50,000 Binladin workers issued exit visas

50,000 Binladin workers issued exit visas

April 30, 2016
File Photo
File Photo

JEDDAH – About 50,000 workers in Binladin Company, who were issued exit only visas, are sticking to their position of not leaving the country until they are paid their dues — entitlements and salary arrears for over four months, Al-Watan online reported Friday.

A source told Al-Watan that the workers are staging a sit-in almost daily. This is at a time when the company has given the workers the option of taking an urgent final exit visa or wait until their salary arrears are paid in full.

The termination of the contracts of 50,000 workers in Binladin Company and granting them final exit visas caused the ongoing current crisis between the company and the workers. The workers continued to stage sit-ins and gather in front of the company’s administrative office situated in Jeddah’s Al-Salama district.

A source in Binladin Company told Al-Watan that there are among the workers those who have not received their salaries for six months. This has caused them to take loans to tide over the months, pay their rents and their children’s school fees.

The source, requesting anonymity, disclosed that the company has made promises to pay the workers their salaries next week. He further said that the company’s termination of the services of 50,000 workers has led to their gathering in front of the company’s administrations in various cities of the Kingdom daily.

The workers are demanding payment of their entitlements before departing from the country. These arrears will cost the company over SR10 million amid the cessation of work in a big number of its projects located in different cities of the Kingdom.

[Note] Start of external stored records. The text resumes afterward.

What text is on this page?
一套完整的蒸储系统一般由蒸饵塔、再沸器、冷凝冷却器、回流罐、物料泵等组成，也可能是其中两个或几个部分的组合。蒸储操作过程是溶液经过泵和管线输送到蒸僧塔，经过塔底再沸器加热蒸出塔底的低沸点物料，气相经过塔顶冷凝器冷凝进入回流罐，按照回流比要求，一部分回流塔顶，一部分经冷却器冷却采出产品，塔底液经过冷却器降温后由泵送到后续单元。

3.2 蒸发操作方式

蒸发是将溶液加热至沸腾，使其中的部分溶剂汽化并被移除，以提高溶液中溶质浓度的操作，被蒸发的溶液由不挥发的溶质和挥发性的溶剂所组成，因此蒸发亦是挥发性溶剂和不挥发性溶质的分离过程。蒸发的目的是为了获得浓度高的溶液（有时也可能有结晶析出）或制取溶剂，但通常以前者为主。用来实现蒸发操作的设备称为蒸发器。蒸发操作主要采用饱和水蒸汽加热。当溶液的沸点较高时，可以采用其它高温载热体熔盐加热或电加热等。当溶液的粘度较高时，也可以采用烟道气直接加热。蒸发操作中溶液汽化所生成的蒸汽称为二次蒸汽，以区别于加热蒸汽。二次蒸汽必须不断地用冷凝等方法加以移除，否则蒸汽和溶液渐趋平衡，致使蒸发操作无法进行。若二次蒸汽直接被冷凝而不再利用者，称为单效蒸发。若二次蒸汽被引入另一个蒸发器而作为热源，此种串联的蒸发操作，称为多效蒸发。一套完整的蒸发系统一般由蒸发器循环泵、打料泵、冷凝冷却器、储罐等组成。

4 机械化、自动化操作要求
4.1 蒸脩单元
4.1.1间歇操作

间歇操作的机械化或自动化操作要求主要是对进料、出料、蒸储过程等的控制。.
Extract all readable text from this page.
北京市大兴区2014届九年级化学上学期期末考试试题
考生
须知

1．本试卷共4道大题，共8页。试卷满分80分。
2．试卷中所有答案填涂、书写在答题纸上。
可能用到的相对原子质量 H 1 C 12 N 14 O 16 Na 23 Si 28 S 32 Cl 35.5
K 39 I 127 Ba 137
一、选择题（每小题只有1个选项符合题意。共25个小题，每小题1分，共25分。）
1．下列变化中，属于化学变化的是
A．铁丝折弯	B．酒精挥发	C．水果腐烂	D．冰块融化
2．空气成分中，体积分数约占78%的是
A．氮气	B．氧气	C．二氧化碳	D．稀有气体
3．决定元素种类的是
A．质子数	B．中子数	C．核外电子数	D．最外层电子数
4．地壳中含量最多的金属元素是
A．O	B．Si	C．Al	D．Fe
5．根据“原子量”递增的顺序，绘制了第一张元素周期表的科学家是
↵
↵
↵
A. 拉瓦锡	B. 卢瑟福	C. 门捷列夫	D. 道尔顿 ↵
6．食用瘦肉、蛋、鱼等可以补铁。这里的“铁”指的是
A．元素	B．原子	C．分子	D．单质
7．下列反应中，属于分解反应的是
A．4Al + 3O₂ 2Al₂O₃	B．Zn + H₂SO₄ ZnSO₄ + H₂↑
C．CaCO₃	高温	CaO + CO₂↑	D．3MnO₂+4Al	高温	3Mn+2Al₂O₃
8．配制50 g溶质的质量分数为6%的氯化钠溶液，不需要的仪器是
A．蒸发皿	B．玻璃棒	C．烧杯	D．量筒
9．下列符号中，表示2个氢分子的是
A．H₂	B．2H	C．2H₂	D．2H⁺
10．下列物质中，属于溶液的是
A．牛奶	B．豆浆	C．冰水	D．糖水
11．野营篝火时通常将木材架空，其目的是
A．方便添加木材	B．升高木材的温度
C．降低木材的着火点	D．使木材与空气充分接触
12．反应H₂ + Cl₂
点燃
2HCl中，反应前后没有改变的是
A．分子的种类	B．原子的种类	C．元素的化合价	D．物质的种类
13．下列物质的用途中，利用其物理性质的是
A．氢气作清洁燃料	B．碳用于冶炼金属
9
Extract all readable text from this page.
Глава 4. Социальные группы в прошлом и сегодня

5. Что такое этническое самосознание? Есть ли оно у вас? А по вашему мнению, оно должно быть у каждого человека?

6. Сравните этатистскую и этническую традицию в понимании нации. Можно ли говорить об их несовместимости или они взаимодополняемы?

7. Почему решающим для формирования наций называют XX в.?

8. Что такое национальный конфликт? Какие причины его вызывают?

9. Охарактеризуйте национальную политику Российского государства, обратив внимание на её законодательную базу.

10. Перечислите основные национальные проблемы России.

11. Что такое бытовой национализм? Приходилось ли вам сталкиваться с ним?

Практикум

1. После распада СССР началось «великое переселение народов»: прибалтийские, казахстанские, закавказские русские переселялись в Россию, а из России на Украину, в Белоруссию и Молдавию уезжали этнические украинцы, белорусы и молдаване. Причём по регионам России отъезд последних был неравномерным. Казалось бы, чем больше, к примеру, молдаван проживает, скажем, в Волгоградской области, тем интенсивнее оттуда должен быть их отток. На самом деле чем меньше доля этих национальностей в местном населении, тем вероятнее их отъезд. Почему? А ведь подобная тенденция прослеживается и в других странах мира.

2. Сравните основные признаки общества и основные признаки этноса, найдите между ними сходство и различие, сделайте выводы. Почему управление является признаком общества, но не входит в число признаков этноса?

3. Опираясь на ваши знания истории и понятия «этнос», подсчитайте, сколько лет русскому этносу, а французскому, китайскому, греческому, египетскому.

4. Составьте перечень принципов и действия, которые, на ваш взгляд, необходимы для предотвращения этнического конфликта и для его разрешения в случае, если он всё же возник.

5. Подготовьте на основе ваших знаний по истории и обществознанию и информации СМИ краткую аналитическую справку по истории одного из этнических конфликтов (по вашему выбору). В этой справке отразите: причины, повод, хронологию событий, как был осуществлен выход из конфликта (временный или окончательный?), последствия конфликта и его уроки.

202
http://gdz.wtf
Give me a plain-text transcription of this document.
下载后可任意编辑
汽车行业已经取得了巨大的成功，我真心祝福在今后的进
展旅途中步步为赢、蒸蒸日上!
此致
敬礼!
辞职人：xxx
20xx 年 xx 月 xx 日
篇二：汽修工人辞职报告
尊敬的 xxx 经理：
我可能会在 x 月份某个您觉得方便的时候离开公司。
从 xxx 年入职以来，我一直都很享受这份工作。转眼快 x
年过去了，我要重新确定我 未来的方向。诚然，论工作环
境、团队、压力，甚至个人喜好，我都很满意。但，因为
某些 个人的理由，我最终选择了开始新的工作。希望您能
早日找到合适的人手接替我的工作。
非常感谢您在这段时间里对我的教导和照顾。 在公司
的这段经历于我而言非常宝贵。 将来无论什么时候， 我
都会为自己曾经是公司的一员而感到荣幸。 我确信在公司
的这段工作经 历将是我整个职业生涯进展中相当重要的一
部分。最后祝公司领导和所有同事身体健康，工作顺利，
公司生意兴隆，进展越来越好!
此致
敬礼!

The source said that the gathering of the workers has become a continuous and daily matter in a manner causing concern — first, among the workers who are still on the job, and second, among the workers whose sponsorships have been terminated.

The source disclosed that the sector for urgent projects in the company has terminated the services of 10,000 people from the group of workers who were working in the projects in Jeddah, Makkah and Madinah. Now only 6,000 workers are remaining.

The source said the company has given the workers the choice to be issued a final exit visa or wait until there is a breakthrough in the salary arrears crisis. He said that the problem lies in the payment of the entitlements of the workers who have been issued final exit visas.

An official source in the company said it is in the process of paying one month’s salary to 15,000 expatriate and Saudi workers and engineers. Several workers were not convinced by this measure and described it as a painkiller.

This comes at a time when a number of Binladin Company workers said that their number exceeds 25,000 expatriate and Saudi workers and they will stop working. They agreed among themselves not to report at the sites of projects.